We completed a $2.5 million seed round from U.S. venture funds and angel investors. First clients are already deploying the platform.
The U.S., Korea, and Uzbekistan
The U.S. is the global leader in building the “brain” of robotics — artificial intelligence and software that enables robots to think and act. Korea has strong teams and consistently pushes hardware innovation, though its market scale is smaller. Uzbekistan is only at the beginning of its robotics journey.

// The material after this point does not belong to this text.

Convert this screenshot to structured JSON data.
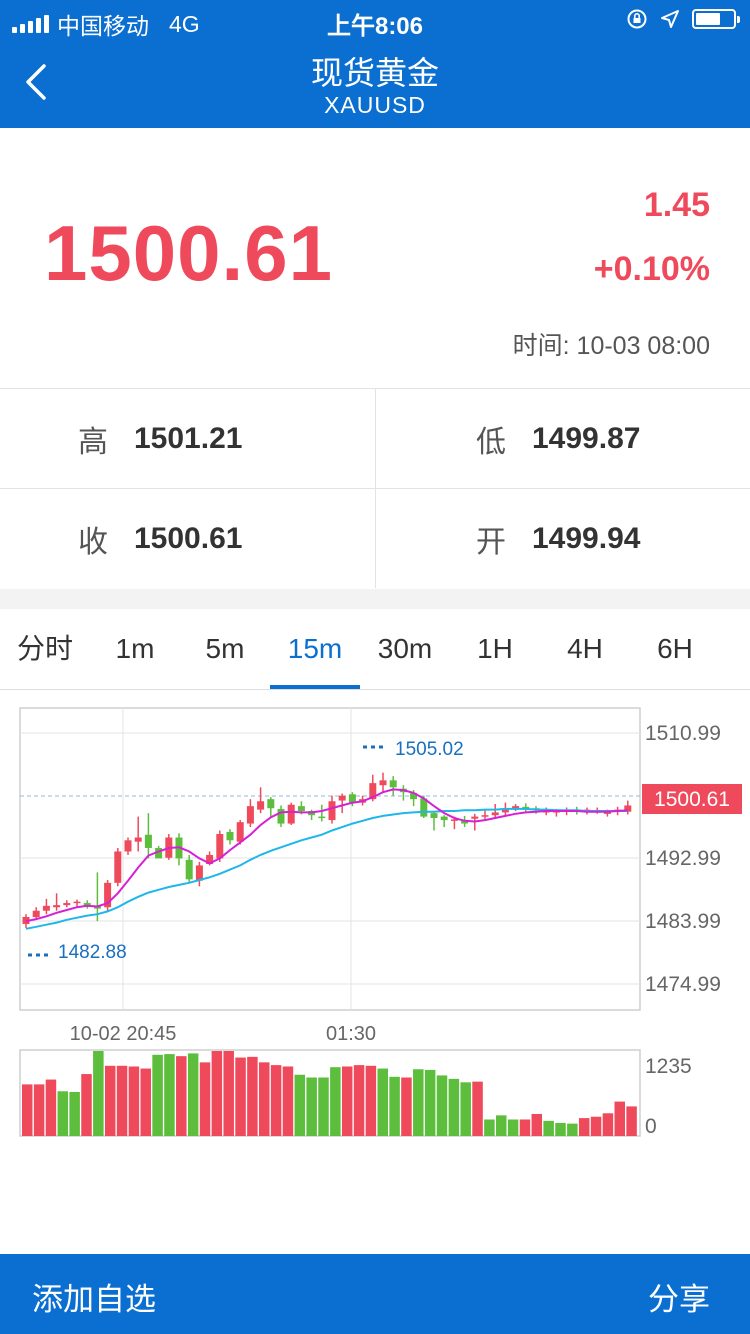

We aim to integrate Humanola into all major humanoid robot platforms in the U.S. and globally, becoming an infrastructure partner for industry leaders such as Nvidia, Tesla, and Google in building physical AGI. Over the next 12 months, we plan large-scale deployments through robot manufacturers. We are already hiring telepresence operators from Uzbekistan who will remotely control robots operating in the U.S. and other countries.
This opens massive economic opportunities — thousands of new remote jobs in Uzbekistan while simultaneously scaling the volume of physical AI data. Operators can work from anywhere, robots can act anywhere, and all data will return to improve future models. It is a win for the global robotics industry, emerging job markets, and the future of physical AI.